Fatima, la fille aînée, assure à ses côtés le secrétariat de ce militantisme lorsque la famille rejoint le père en 74. “C’est lui qui m’a donné le goût de l’action sociale et l’esprit militant”. Fatima arrive en France sans parler un mot de français, mais se nourrit d’un “investissement incroyable des maîtresses”. “J’avais une boulimie d’apprendre, les enseignants le comprenaient et m’encourageaient, restaient avec moi le soir pour m’aider à rattraper mon retard”. Il y a deux familles marocaines à Caderousse, toutes les copines sont françaises. Après le bac, Fatima part à Aix faire des études de droit, (“je rêvais d’être avocate”), interrompues avant la licence, faute de bourse. Un petit temps de voyage en Europe, fille au pair, elle revient à Orange. Ses parents sont installés à la cité de Fourchesvieilles.
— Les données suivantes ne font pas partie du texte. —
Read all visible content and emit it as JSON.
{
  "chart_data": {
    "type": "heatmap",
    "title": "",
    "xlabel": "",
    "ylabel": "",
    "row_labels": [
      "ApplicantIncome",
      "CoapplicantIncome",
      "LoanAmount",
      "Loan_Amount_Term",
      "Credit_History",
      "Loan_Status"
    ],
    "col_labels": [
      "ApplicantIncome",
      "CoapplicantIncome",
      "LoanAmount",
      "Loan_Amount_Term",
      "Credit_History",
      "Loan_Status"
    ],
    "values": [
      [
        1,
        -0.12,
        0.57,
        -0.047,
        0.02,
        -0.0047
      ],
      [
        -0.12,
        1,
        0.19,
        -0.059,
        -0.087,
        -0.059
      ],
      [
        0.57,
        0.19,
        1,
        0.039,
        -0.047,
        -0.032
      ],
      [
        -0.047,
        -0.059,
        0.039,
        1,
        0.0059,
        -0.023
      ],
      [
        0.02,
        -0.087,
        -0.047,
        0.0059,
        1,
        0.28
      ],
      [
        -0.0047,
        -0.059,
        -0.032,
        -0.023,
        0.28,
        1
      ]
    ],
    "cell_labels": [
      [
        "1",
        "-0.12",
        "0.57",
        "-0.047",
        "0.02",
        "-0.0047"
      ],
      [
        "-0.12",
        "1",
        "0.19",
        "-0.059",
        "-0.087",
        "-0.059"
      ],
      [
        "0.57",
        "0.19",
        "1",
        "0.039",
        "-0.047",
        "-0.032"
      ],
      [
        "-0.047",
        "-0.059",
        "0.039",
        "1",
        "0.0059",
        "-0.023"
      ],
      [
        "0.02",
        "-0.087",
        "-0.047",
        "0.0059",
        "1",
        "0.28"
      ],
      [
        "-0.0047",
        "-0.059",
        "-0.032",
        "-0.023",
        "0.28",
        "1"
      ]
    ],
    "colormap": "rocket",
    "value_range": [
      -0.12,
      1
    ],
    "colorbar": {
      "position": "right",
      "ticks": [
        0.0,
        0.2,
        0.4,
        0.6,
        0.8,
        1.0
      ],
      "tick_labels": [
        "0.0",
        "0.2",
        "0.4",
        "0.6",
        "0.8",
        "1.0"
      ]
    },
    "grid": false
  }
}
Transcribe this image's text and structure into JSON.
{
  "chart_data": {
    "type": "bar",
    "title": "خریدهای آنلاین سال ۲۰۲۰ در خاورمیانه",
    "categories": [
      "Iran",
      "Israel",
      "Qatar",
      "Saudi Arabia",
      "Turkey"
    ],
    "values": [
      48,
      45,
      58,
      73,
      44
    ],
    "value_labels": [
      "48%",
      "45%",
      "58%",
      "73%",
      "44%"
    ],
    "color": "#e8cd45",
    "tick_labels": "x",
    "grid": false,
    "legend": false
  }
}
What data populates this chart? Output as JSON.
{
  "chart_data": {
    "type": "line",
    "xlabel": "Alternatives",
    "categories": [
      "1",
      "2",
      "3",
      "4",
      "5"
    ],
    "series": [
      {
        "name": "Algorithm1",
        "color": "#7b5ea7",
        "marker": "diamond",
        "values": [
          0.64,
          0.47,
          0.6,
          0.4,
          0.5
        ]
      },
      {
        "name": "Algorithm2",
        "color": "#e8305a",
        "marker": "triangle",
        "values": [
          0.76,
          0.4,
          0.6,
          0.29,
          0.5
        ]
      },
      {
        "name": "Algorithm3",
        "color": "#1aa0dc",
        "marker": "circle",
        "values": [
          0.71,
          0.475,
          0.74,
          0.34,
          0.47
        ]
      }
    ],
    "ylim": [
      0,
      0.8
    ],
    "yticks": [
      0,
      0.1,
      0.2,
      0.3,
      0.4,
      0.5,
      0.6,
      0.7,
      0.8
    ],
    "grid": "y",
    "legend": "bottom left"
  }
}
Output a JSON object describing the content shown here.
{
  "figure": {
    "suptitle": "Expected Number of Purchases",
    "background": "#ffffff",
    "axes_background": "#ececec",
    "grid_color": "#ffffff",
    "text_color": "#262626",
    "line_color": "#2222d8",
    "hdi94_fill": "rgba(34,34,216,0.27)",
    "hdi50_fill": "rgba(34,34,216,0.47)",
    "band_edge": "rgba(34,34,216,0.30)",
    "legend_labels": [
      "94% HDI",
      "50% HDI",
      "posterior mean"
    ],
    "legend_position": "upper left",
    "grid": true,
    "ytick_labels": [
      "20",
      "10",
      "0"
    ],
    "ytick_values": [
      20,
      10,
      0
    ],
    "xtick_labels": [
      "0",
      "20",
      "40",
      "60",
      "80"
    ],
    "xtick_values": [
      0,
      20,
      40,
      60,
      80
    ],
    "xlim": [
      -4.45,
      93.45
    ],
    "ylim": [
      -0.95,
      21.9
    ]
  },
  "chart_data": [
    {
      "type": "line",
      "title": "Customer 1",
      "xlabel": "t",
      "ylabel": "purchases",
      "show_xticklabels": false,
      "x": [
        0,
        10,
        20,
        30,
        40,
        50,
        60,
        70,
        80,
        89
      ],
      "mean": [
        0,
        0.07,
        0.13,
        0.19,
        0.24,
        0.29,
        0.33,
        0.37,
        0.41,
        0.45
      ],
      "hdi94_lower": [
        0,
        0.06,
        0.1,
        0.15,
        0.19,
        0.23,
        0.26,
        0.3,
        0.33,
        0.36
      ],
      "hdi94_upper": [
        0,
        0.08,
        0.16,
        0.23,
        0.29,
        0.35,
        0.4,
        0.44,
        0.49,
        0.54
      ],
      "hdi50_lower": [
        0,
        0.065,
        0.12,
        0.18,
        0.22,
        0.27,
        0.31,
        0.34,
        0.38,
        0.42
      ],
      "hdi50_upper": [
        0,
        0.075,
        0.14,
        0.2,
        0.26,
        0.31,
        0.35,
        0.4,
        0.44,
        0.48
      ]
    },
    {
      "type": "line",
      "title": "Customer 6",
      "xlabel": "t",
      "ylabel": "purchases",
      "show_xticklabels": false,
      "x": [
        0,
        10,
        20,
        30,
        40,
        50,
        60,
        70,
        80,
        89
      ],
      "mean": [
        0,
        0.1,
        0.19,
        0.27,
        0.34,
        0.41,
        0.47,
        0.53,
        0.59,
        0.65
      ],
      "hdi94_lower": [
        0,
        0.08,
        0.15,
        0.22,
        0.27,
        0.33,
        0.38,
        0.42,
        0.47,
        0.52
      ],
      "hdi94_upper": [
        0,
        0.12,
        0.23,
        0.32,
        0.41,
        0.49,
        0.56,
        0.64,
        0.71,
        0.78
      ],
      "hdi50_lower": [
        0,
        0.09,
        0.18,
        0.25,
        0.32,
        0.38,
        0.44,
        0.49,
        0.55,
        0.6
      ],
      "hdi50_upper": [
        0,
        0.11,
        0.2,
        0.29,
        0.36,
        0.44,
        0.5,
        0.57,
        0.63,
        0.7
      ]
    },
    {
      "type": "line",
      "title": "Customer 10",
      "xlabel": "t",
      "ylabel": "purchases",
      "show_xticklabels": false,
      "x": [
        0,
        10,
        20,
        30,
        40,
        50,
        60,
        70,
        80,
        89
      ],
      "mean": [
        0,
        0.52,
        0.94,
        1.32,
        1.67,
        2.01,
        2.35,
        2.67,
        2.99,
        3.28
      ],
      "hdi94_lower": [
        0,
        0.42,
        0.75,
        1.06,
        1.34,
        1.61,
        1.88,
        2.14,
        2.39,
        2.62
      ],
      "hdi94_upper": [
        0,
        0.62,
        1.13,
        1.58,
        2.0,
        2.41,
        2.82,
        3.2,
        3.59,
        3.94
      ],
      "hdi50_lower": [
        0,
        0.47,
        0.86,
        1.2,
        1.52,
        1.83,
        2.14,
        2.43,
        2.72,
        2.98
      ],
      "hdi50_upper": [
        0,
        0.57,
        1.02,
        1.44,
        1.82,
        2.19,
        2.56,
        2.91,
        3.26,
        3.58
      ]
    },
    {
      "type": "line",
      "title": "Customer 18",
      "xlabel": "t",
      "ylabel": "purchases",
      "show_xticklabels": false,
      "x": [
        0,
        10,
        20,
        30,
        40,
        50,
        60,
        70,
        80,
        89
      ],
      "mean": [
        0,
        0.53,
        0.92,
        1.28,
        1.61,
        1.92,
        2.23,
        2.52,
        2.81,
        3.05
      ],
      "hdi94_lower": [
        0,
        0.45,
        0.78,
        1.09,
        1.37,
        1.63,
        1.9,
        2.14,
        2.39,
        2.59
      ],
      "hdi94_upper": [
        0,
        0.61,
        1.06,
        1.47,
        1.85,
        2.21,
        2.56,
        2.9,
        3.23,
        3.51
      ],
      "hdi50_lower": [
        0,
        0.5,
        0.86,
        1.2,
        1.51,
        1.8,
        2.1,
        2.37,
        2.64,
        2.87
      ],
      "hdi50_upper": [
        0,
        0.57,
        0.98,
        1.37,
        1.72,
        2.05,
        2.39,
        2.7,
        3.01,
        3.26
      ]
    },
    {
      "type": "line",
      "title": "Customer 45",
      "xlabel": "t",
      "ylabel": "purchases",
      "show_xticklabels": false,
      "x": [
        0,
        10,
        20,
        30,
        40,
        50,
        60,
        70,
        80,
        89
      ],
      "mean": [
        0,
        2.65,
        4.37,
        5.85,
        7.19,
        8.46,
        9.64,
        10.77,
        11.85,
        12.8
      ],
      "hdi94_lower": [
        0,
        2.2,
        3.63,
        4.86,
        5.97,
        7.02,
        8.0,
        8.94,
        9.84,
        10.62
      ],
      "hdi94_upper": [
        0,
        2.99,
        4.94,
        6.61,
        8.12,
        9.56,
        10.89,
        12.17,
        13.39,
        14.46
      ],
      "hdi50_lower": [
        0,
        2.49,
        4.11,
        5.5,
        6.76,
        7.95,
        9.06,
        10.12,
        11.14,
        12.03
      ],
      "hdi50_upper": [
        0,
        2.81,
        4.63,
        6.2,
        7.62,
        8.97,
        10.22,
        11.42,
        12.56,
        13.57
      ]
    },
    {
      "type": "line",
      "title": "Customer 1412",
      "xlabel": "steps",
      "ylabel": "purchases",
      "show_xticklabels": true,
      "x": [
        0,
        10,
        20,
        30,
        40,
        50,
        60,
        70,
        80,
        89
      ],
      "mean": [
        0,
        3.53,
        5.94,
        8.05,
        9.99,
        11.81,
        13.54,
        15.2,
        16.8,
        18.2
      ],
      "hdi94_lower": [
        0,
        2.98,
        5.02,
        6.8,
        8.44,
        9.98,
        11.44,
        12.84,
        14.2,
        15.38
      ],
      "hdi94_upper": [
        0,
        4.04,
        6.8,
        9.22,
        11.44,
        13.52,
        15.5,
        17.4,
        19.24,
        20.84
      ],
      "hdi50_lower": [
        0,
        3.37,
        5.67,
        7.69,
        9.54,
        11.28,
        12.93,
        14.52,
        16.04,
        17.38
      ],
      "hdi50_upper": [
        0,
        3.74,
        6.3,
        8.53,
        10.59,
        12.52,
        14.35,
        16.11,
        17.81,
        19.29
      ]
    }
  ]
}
Fatima intègre une expérience sociale qui a laissé trace dans la mémoire militante des quartiers. Centre social, crèche, aux activités desquelles les habitants sont associés : “Laissez les fers”, est une entreprise d’insertion rentable et pérenne. Il y a aussi une “régie de quartiers” qui crée des emplois. “C’était une utopie qui a vécu, les centres sociaux aujourd’hui sont submergés par l’administratif pour assurer leur survie et se barricadent”.

Mariée en 1996 à Pierre Orsatelli, ancien des équipes Delors à Bruxelles, rencontré dans le réseau national des associations de quartier, Droit de Cité, Fatima arrive à Marseille pour s’impliquer dans des programmes européens de développement durable en Méditerranée et avoir trois enfants.

En 2010, au titre de son implication associative, elle est sollicitée par Michel Vauzelle pour les élections régionales. Élue, elle hérite de la politique de la ville. Non sans difficulté : “Je m’intégrai pour un projet d’innovation sociale, pas pour gérer l’épicerie”. Fin de son mandat en 2015, elle s’investit dans la création d’une association “Dégageons l’horizon” pour mobiliser des acteurs de la société civile. “Pour sauver Marseille de sa médiocrité une liste doit rassembler des compétences sans être phagocytée par les appareils. Car les systèmes sont épuisés par les ambitions personnelles et leur nécessité de se reproduire. C’est ainsi que le socialisme, comme projet, est mort du système qu’il a créé”. Déçue d’En Marche, sans projet social, Fatima maintient sa présence quotidienne au cœur des associations de quartier et son rappel inlassable du “droit commun”.